Hale’s defense team have called for the court to show leniency in his case arguing that he exposed crimes of the government and the lack of harm caused by the leaks. They argued that he “committed the offense to bring attention to what he believed to be immoral government conduct committed under the cloak of secrecy and contrary to public statements of then-President Obama regarding the alleged precision of the United States military’s drone program.”

The defense team, along with Hale and his supporters have previously argued that the prosecution against Hale has far-reaching implications on constitutionally guaranteed rights of free expression and press, under the First Amendment. Civil society groups and anti-imperialist movements in the US have come out strongly against the Biden administration’s continued persecution of whistleblowers and publishers like Julian Assange, who exposed crimes of US wars in other nations.

In a rally held at New York City on July 17, Black Alliance for Peace (BAP) Coordinating Committee member Margaret Kimberley, stated that Daniel Hale “is being punished for doing what the attorney general and others (including the US Congress) failed to do: defend legal rights and expose government wrongdoing.”

Kimberley also called the Eastern District Court of Virginia, where Hale is due to receive his sentencing as the “notorious hanging court for whistleblowers”, which is where Assange is being indicted under multiple charges of the Espionage Act and which detained Chelsea Manning for refusing to testify against Assange. She also called out Barack Obama for criminalizing whistleblowers and using the previously discredited Espionage Act, a policy continued by both Trump and Biden until now. Kimberley has been one of the strongest advocates for the release of Hale.

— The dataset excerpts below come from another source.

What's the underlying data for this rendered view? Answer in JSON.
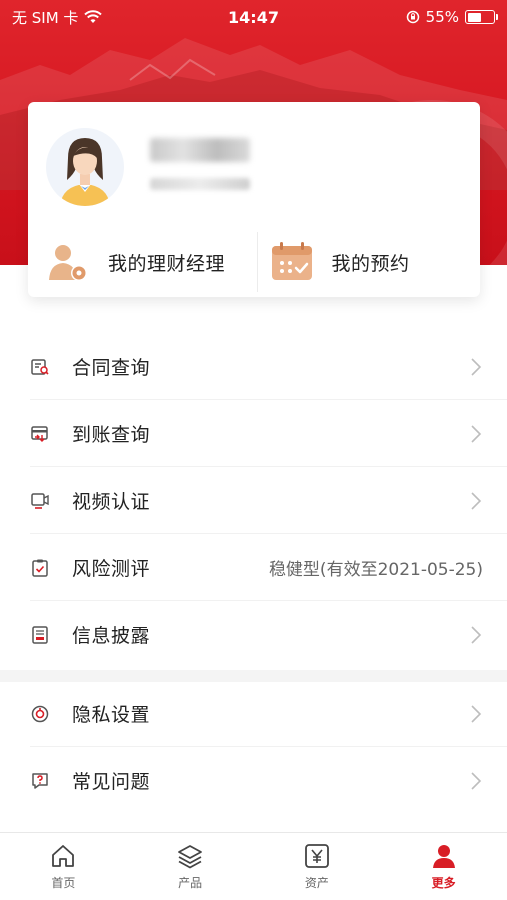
{
  "status_bar": {
    "carrier": "无 SIM 卡",
    "time": "14:47",
    "battery": "55%",
    "battery_level": 0.55
  },
  "profile": {
    "actions": [
      {
        "label": "我的理财经理",
        "icon": "advisor-icon"
      },
      {
        "label": "我的预约",
        "icon": "calendar-icon"
      }
    ]
  },
  "menu_group1": [
    {
      "label": "合同查询",
      "icon": "contract-search-icon",
      "value": ""
    },
    {
      "label": "到账查询",
      "icon": "arrival-query-icon",
      "value": ""
    },
    {
      "label": "视频认证",
      "icon": "video-auth-icon",
      "value": ""
    },
    {
      "label": "风险测评",
      "icon": "risk-assessment-icon",
      "value": "稳健型(有效至2021-05-25)"
    },
    {
      "label": "信息披露",
      "icon": "disclosure-icon",
      "value": ""
    }
  ],
  "menu_group2": [
    {
      "label": "隐私设置",
      "icon": "privacy-icon",
      "value": ""
    },
    {
      "label": "常见问题",
      "icon": "faq-icon",
      "value": ""
    }
  ],
  "tabbar": [
    {
      "label": "首页",
      "icon": "home-icon",
      "active": false
    },
    {
      "label": "产品",
      "icon": "layers-icon",
      "active": false
    },
    {
      "label": "资产",
      "icon": "yuan-icon",
      "active": false
    },
    {
      "label": "更多",
      "icon": "user-icon",
      "active": true
    }
  ],
  "colors": {
    "accent": "#d81e26",
    "header_red": "#d4151f"
  }
}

Anti-war group, Codepink, is planning to hold a press conference and demonstration outside the federal courthouse in Alexandria, Virginia, on Tuesday, addressing the sentencing and the prosecution so far. Codepink has also repeatedly advocated for the protection of whistleblowers and end of prosecutions against publishers. “We are hoping justice will prevail and this brave whistleblower will soon know peace,” they tweeted responding to Hale’s letter to the judge.